Anyways, the three functions below are all doing the same thing (more or less); looping over a list that is zipped with itself-offset-by-one.
import cProfile
#profile
def zips():
li = range(1,20000000)
for tup in zip(li,li[1:]):
pass
del li
#profile
def izips():
from itertools import izip
li = range(1,20000000)
for tup in izip(li,li[1:]):
pass
del li
#profile
def izips2():
from itertools import izip
li = range(1,20000000)
for tup in izip(li,li[1:]):
del tup
del li
if __name__ == '__main__':
zips()
# izips()
# izips2()
The surprising part (to me) was in the memory usage, first I run the zips() function, and although I thought I did clean up, I still ended up with ~1.5 GB in memory:
ipython -m memory_profiler python_profiling.py
Filename: python_profiling.py
Line # Mem usage Increment Line Contents
================================================
10 #profile
11 27.730 MB 0.000 MB def zips():
12 649.301 MB 621.570 MB li = range(1,20000000)

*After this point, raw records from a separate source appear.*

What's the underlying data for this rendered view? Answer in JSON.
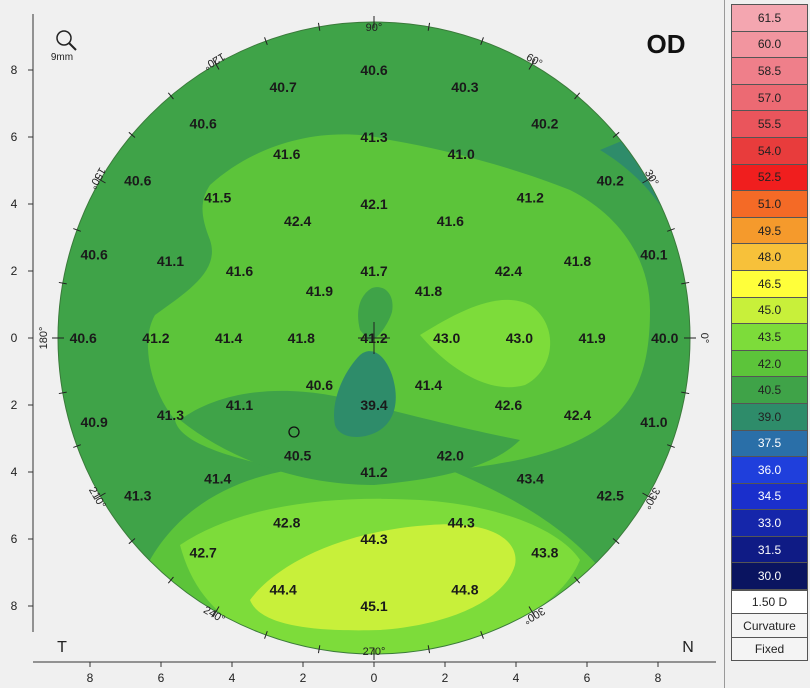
{
  "eye_label": "OD",
  "zoom_label": "9mm",
  "corner_left_label": "T",
  "corner_right_label": "N",
  "angles": [
    {
      "deg": 0,
      "text": "0°"
    },
    {
      "deg": 30,
      "text": "30°"
    },
    {
      "deg": 60,
      "text": "60°"
    },
    {
      "deg": 90,
      "text": "90°"
    },
    {
      "deg": 120,
      "text": "120°"
    },
    {
      "deg": 150,
      "text": "150°"
    },
    {
      "deg": 180,
      "text": "180°"
    },
    {
      "deg": 210,
      "text": "210°"
    },
    {
      "deg": 240,
      "text": "240°"
    },
    {
      "deg": 270,
      "text": "270°"
    },
    {
      "deg": 300,
      "text": "300°"
    },
    {
      "deg": 330,
      "text": "330°"
    }
  ],
  "y_ticks": [
    "8",
    "6",
    "4",
    "2",
    "0",
    "2",
    "4",
    "6",
    "8"
  ],
  "x_ticks": [
    "8",
    "6",
    "4",
    "2",
    "0",
    "2",
    "4",
    "6",
    "8"
  ],
  "values": [
    {
      "text": "40.6",
      "x": 0,
      "y": 8
    },
    {
      "text": "40.7",
      "x": -2.5,
      "y": 7.5
    },
    {
      "text": "40.3",
      "x": 2.5,
      "y": 7.5
    },
    {
      "text": "40.6",
      "x": -4.7,
      "y": 6.4
    },
    {
      "text": "41.3",
      "x": 0,
      "y": 6
    },
    {
      "text": "40.2",
      "x": 4.7,
      "y": 6.4
    },
    {
      "text": "41.6",
      "x": -2.4,
      "y": 5.5
    },
    {
      "text": "41.0",
      "x": 2.4,
      "y": 5.5
    },
    {
      "text": "40.6",
      "x": -6.5,
      "y": 4.7
    },
    {
      "text": "41.5",
      "x": -4.3,
      "y": 4.2
    },
    {
      "text": "42.1",
      "x": 0,
      "y": 4
    },
    {
      "text": "41.2",
      "x": 4.3,
      "y": 4.2
    },
    {
      "text": "40.2",
      "x": 6.5,
      "y": 4.7
    },
    {
      "text": "42.4",
      "x": -2.1,
      "y": 3.5
    },
    {
      "text": "41.6",
      "x": 2.1,
      "y": 3.5
    },
    {
      "text": "40.6",
      "x": -7.7,
      "y": 2.5
    },
    {
      "text": "41.1",
      "x": -5.6,
      "y": 2.3
    },
    {
      "text": "41.6",
      "x": -3.7,
      "y": 2.0
    },
    {
      "text": "41.7",
      "x": 0,
      "y": 2
    },
    {
      "text": "42.4",
      "x": 3.7,
      "y": 2.0
    },
    {
      "text": "41.8",
      "x": 5.6,
      "y": 2.3
    },
    {
      "text": "40.1",
      "x": 7.7,
      "y": 2.5
    },
    {
      "text": "41.9",
      "x": -1.5,
      "y": 1.4
    },
    {
      "text": "41.8",
      "x": 1.5,
      "y": 1.4
    },
    {
      "text": "40.6",
      "x": -8.0,
      "y": 0
    },
    {
      "text": "41.2",
      "x": -6.0,
      "y": 0
    },
    {
      "text": "41.4",
      "x": -4.0,
      "y": 0
    },
    {
      "text": "41.8",
      "x": -2.0,
      "y": 0
    },
    {
      "text": "41.2",
      "x": 0,
      "y": 0
    },
    {
      "text": "43.0",
      "x": 2.0,
      "y": 0
    },
    {
      "text": "43.0",
      "x": 4.0,
      "y": 0
    },
    {
      "text": "41.9",
      "x": 6.0,
      "y": 0
    },
    {
      "text": "40.0",
      "x": 8.0,
      "y": 0
    },
    {
      "text": "40.6",
      "x": -1.5,
      "y": -1.4
    },
    {
      "text": "41.4",
      "x": 1.5,
      "y": -1.4
    },
    {
      "text": "41.1",
      "x": -3.7,
      "y": -2.0
    },
    {
      "text": "39.4",
      "x": 0,
      "y": -2
    },
    {
      "text": "42.6",
      "x": 3.7,
      "y": -2.0
    },
    {
      "text": "40.9",
      "x": -7.7,
      "y": -2.5
    },
    {
      "text": "41.3",
      "x": -5.6,
      "y": -2.3
    },
    {
      "text": "42.4",
      "x": 5.6,
      "y": -2.3
    },
    {
      "text": "41.0",
      "x": 7.7,
      "y": -2.5
    },
    {
      "text": "40.5",
      "x": -2.1,
      "y": -3.5
    },
    {
      "text": "42.0",
      "x": 2.1,
      "y": -3.5
    },
    {
      "text": "41.2",
      "x": 0,
      "y": -4
    },
    {
      "text": "41.4",
      "x": -4.3,
      "y": -4.2
    },
    {
      "text": "43.4",
      "x": 4.3,
      "y": -4.2
    },
    {
      "text": "41.3",
      "x": -6.5,
      "y": -4.7
    },
    {
      "text": "42.5",
      "x": 6.5,
      "y": -4.7
    },
    {
      "text": "42.8",
      "x": -2.4,
      "y": -5.5
    },
    {
      "text": "44.3",
      "x": 2.4,
      "y": -5.5
    },
    {
      "text": "44.3",
      "x": 0,
      "y": -6
    },
    {
      "text": "42.7",
      "x": -4.7,
      "y": -6.4
    },
    {
      "text": "43.8",
      "x": 4.7,
      "y": -6.4
    },
    {
      "text": "44.4",
      "x": -2.5,
      "y": -7.5
    },
    {
      "text": "44.8",
      "x": 2.5,
      "y": -7.5
    },
    {
      "text": "45.1",
      "x": 0,
      "y": -8
    }
  ],
  "legend": {
    "scale": [
      {
        "label": "61.5",
        "color": "#f4a6b0"
      },
      {
        "label": "60.0",
        "color": "#f2959f"
      },
      {
        "label": "58.5",
        "color": "#ef7f8a"
      },
      {
        "label": "57.0",
        "color": "#ec6a73"
      },
      {
        "label": "55.5",
        "color": "#ea555c"
      },
      {
        "label": "54.0",
        "color": "#e83c3c"
      },
      {
        "label": "52.5",
        "color": "#f01e1e"
      },
      {
        "label": "51.0",
        "color": "#f46a26"
      },
      {
        "label": "49.5",
        "color": "#f59a2c"
      },
      {
        "label": "48.0",
        "color": "#f7c13a"
      },
      {
        "label": "46.5",
        "color": "#ffff3a"
      },
      {
        "label": "45.0",
        "color": "#c8f03a"
      },
      {
        "label": "43.5",
        "color": "#7ddc3a"
      },
      {
        "label": "42.0",
        "color": "#5cc43a"
      },
      {
        "label": "40.5",
        "color": "#3fa348"
      },
      {
        "label": "39.0",
        "color": "#2e8c6a"
      },
      {
        "label": "37.5",
        "color": "#2a6fa8"
      },
      {
        "label": "36.0",
        "color": "#1f3fdc"
      },
      {
        "label": "34.5",
        "color": "#1a2fcc"
      },
      {
        "label": "33.0",
        "color": "#1526aa"
      },
      {
        "label": "31.5",
        "color": "#0f1b85"
      },
      {
        "label": "30.0",
        "color": "#0a1460"
      }
    ],
    "step_label": "1.50 D",
    "mode_label": "Curvature",
    "scale_type_label": "Fixed"
  },
  "colors": {
    "bg_green": "#3fa348",
    "mid_green": "#5cc43a",
    "light_green": "#7ddc3a",
    "yellow_green": "#c8f03a",
    "dark_teal": "#2e8c6a"
  }
}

13 3257.605 MB 2608.305 MB for tup in zip(li,li[1:]):
14 1702.504 MB -1555.102 MB pass
15 1549.914 MB -152.590 MB del li
Then I close the interpreter instance and reopen it for running the next test, which is the izips() function:
ipython -m memory_profiler python_profiling.py
Filename: python_profiling.py
Line # Mem usage Increment Line Contents
================================================
17 #profile
18 27.449 MB 0.000 MB def izips():
19 27.449 MB 0.000 MB from itertools import izip
20 649.051 MB 621.602 MB li = range(1,20000000)

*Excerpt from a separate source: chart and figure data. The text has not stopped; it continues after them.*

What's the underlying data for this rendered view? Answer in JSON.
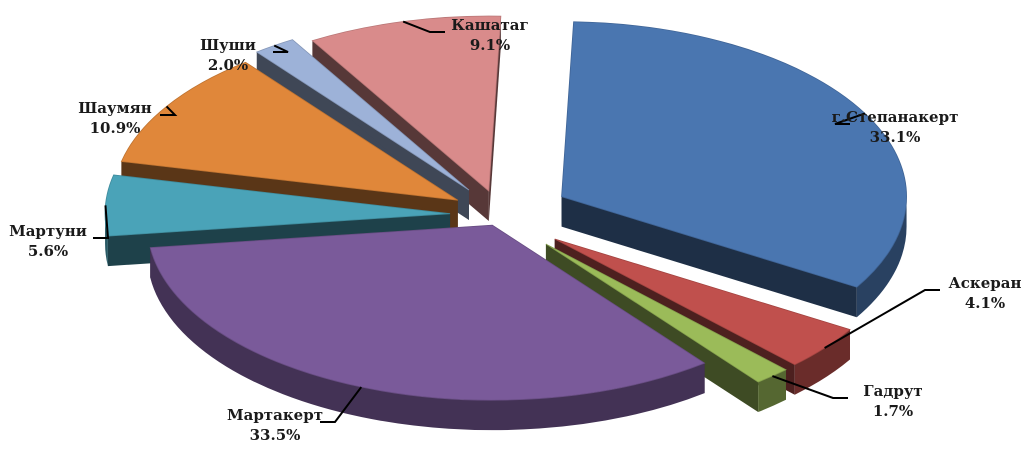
{
  "chart_data": {
    "type": "pie",
    "title": "",
    "style": "3d-exploded",
    "slices": [
      {
        "name": "г.Степанакерт",
        "value": 33.1,
        "label": "33.1%",
        "color": "#4a76b0"
      },
      {
        "name": "Аскеран",
        "value": 4.1,
        "label": "4.1%",
        "color": "#c0504d"
      },
      {
        "name": "Гадрут",
        "value": 1.7,
        "label": "1.7%",
        "color": "#9bbb59"
      },
      {
        "name": "Мартакерт",
        "value": 33.5,
        "label": "33.5%",
        "color": "#7a5a9a"
      },
      {
        "name": "Мартуни",
        "value": 5.6,
        "label": "5.6%",
        "color": "#4aa3b8"
      },
      {
        "name": "Шаумян",
        "value": 10.9,
        "label": "10.9%",
        "color": "#e0873a"
      },
      {
        "name": "Шуши",
        "value": 2.0,
        "label": "2.0%",
        "color": "#9db2d8"
      },
      {
        "name": "Кашатаг",
        "value": 9.1,
        "label": "9.1%",
        "color": "#d98b8b"
      }
    ]
  }
}
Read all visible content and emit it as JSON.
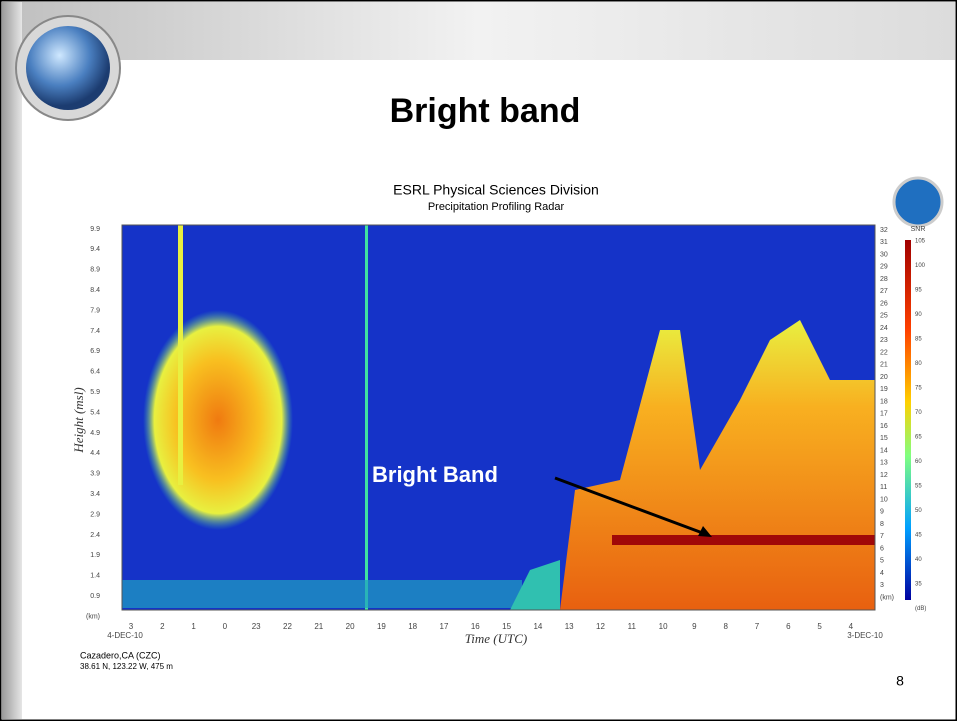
{
  "slide": {
    "title": "Bright band",
    "figure": {
      "title": "ESRL Physical Sciences Division",
      "subtitle": "Precipitation Profiling Radar",
      "y_label": "Height (msl)",
      "x_label": "Time (UTC)",
      "y_ticks": [
        "9.9",
        "9.4",
        "8.9",
        "8.4",
        "7.9",
        "7.4",
        "6.9",
        "6.4",
        "5.9",
        "5.4",
        "4.9",
        "4.4",
        "3.9",
        "3.4",
        "2.9",
        "2.4",
        "1.9",
        "1.4",
        "0.9",
        "(km)"
      ],
      "gate_ticks": [
        "32",
        "31",
        "30",
        "29",
        "28",
        "27",
        "26",
        "25",
        "24",
        "23",
        "22",
        "21",
        "20",
        "19",
        "18",
        "17",
        "16",
        "15",
        "14",
        "13",
        "12",
        "11",
        "10",
        "9",
        "8",
        "7",
        "6",
        "5",
        "4",
        "3",
        "(km)"
      ],
      "snr_label": "SNR",
      "snr_ticks": [
        "105",
        "100",
        "95",
        "90",
        "85",
        "80",
        "75",
        "70",
        "65",
        "60",
        "55",
        "50",
        "45",
        "40",
        "35",
        "(dB)"
      ],
      "x_ticks": [
        "3",
        "2",
        "1",
        "0",
        "23",
        "22",
        "21",
        "20",
        "19",
        "18",
        "17",
        "16",
        "15",
        "14",
        "13",
        "12",
        "11",
        "10",
        "9",
        "8",
        "7",
        "6",
        "5",
        "4"
      ],
      "start_date": "4-DEC-10",
      "end_date": "3-DEC-10",
      "annotation": "Bright Band",
      "site": "Cazadero,CA (CZC)",
      "site_coords": "38.61 N, 123.22 W, 475 m"
    },
    "page_number": "8"
  }
}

21 1899.512 MB 1250.461 MB for tup in izip(li,li[1:]):
22 1746.922 MB -152.590 MB pass
23 1594.332 MB -152.590 MB del li
And then finally I ran a test (again after restarting the interpreter in between) where I tried to explicitly delete the tuple in the for-loop to try to make sure that its memory would be freed (maybe I'm not thinking that correctly?). Turns out that didn't make a difference so I'm guessing that either I'm not prompting GC or that is not the source of my memory overhead.
ipython -m memory_profiler python_profiling.py
Filename: python_profiling.py
Line # Mem usage Increment Line Contents
================================================
25 #profile
26 20.109 MB 0.000 MB def izips2():
27 20.109 MB 0.000 MB from itertools import izip
28 641.676 MB 621.566 MB li = range(1,20000000)

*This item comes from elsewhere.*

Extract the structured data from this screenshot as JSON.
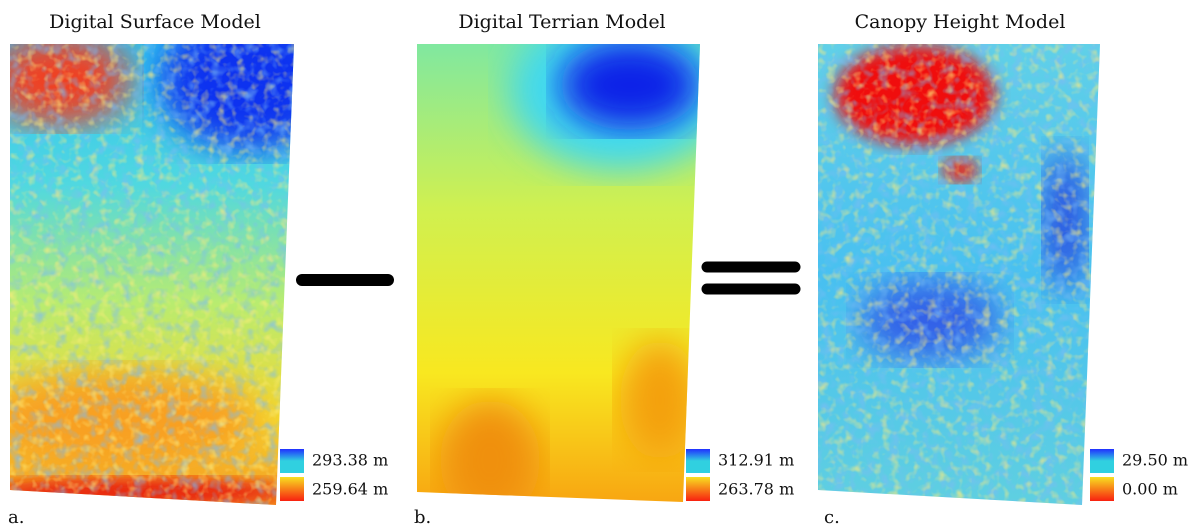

29 1816.953 MB 1175.277 MB for tup in izip(li,li[1:]):
30 1664.387 MB -152.566 MB del tup
31 1511.797 MB -152.590 MB del li
Bottom line:
I thought that the overhead of the for loop itself was minimal, and therefore, I was expecting just a little bit more than ~620.000 MB (the memory it takes to store the list) but instead it looks like I have ~2 lists of size 20.000.000 in memory + even more overhead. Can anyone help me explain what all this memory is being used for?? (and what is taking up that ~1.5 GB at the end of each run?)
Note that the OS assigns memory in chunks, and doesn't necessarily reclaim it all in one go. I've found the memory profiling package to be wildly inaccurate because it appears it fails to take that into account.
Your li[1:] slice creates a new list with (2*10**7) - 1 elements, nearly a whole new copy, easily doubling the memory space required for the lists. The zip() call also returns a full new list object, the output of the zipping action, again requiring memory for the intermediary result, plus 20 million 2-element tuples.
You could use a new iterator instead of slicing:
def zips():
from itertools import izip
li = range(1,20000000)
next_li = iter(li)
next(next_li) # advance one step
for tup in izip(li, next_li):
pass
del li
The list iterator returned from the iter() call is much more light-weight; it only keeps a reference to the original list and a pointer. Combining this with izip() avoids creating the output list as well.